Afin d’étudier la question de l’esthétique du paysage en milieu urbain, le média photographique a été utilisé. Le choix c’est porté sur la photographie à partir de préférences personnelles et de lectures de nombreuses études sur le sujet. Mais dans quelle mesure la photographie est-elle à même de rendre compte de l’esthétique du paysage ? Quelles sont les limites et les avantages de l’utilisation de cette méthode dans les études de perceptions paysagères ? Ces question ont été traitées dans des travaux récents (Y. F. Le Lay, 2007 ; Cottet, 2010) mais pourront être complétée car le contexte urbain dans lequel est réalisé ce mémoire est relativement innovant.

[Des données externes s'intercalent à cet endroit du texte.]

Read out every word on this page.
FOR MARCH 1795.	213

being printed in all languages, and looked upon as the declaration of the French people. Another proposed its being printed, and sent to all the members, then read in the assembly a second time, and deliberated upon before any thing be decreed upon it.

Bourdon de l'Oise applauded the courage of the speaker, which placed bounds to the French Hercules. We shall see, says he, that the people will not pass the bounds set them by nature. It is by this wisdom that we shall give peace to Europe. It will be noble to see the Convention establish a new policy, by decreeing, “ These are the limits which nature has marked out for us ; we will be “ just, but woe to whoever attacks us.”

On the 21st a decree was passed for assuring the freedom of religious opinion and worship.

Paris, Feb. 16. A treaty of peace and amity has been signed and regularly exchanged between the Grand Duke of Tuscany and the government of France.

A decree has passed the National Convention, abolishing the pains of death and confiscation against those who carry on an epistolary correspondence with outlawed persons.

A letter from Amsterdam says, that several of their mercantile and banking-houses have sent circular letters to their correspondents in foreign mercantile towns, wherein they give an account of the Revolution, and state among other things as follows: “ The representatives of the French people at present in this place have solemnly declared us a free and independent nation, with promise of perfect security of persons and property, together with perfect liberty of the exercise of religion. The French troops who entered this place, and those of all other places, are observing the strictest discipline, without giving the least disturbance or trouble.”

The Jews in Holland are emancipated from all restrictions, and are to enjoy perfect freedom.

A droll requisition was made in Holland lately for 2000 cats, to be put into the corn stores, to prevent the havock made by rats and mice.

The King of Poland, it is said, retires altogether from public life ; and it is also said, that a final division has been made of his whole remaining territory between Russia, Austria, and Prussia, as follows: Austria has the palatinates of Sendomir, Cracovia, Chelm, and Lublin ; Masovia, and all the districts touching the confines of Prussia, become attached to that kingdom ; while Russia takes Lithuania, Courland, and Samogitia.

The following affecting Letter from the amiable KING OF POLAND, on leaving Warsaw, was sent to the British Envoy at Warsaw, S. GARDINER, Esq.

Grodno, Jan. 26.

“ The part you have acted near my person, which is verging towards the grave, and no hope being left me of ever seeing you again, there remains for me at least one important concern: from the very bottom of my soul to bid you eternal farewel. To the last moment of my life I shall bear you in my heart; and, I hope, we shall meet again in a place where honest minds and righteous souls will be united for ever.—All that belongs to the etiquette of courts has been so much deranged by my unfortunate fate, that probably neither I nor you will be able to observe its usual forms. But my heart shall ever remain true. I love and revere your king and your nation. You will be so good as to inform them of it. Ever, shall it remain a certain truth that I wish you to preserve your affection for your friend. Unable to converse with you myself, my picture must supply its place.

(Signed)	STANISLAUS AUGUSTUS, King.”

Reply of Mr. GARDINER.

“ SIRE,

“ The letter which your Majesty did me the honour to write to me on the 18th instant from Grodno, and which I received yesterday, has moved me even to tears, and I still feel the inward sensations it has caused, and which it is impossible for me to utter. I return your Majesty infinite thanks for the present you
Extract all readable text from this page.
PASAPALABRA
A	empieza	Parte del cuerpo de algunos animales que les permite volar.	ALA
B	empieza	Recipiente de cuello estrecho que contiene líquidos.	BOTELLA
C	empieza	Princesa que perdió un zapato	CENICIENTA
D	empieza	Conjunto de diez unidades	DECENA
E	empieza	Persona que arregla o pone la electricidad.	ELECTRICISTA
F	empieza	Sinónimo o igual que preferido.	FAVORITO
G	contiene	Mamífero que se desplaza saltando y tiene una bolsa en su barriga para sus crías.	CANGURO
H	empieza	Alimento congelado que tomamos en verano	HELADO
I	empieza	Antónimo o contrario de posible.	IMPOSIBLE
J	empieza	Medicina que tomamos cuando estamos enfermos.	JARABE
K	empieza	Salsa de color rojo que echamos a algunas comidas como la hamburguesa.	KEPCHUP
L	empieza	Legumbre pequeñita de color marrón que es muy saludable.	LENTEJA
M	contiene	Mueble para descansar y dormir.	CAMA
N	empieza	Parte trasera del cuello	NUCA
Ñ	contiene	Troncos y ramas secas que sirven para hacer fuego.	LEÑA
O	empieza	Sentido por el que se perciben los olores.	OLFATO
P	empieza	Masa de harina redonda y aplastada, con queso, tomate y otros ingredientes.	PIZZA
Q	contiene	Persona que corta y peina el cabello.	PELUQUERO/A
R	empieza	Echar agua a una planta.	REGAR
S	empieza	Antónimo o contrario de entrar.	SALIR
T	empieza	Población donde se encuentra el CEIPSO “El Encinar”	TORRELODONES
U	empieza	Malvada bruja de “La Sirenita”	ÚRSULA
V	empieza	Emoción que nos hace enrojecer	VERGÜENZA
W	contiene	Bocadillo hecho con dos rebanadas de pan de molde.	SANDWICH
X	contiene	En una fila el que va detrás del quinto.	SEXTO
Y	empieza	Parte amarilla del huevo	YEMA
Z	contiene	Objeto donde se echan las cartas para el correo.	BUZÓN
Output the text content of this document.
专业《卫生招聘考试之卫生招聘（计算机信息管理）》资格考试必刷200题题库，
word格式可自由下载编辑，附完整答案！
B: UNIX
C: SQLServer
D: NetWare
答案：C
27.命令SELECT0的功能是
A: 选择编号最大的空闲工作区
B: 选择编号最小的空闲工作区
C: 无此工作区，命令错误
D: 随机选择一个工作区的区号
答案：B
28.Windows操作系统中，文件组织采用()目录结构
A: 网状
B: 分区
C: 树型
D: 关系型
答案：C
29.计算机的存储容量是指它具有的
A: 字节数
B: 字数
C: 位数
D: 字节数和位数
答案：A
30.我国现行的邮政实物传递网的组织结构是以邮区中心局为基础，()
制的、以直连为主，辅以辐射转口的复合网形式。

Ainsi, il s’agit de déterminer quels sont les éléments du paysage qui influencent le jugement esthétique des acteurs, dans un milieu urbain dense ouvert sur un espace de loisirs. Seule véritable base de loisirs en milieu urbain très dense et totalement ouverte en Ile-de- France, elle se trouve en contact direct avec la ville et ses habitants.
« Ces bases de loisirs, parfois composées avec beaucoup d’intelligence, constituent un élément important du cortège des espaces publics émergents » (Delbaere, 2010) et sont d’une importance capitale dans le cadre du renouvellement du milieu urbain, où l’espace de nature doit être revalorisé. L’enjeu sociétal de cette étude repose sur l’étude des perceptions des gestionnaires et habitants, avec l’utilisation du photo-questionnaire comme outil principal de prise en compte de la dimension esthétique et affective du lieu. Cette enquête a permis de mettre en avant les éléments du paysage pouvant favoriser une meilleure perception esthétique et pourra donc participer de la mise en place de nouvelles actions en faveur du paysage. L’enjeu scientifique est de tester l’utilisation des photo-questionnaires en milieu urbain. En effet, très mobilisé dans le cadre des études paysagères en milieu rural, il est bien moins sollicité en milieu urbain.
La problématique générale repose sur la question suivante : Comment le paysage du lac de Créteil est-il perçu, de façon esthétique, par les différents acteurs, et quels sont les éléments paysagers structurant ces perceptions ?
La première partie de ce travail est consacrée à l’explicitation des notions et à la présentation du terrain d’étude. La seconde partie permet de faire un point sur la méthodologie utilisée, ainsi que sur les principaux objectifs et les hypothèses de l’étude. Celles-ci seront, dans la troisième partie, remobilisées à travers la présentation des résultats et leurs analyses afin de répondre à la problématique.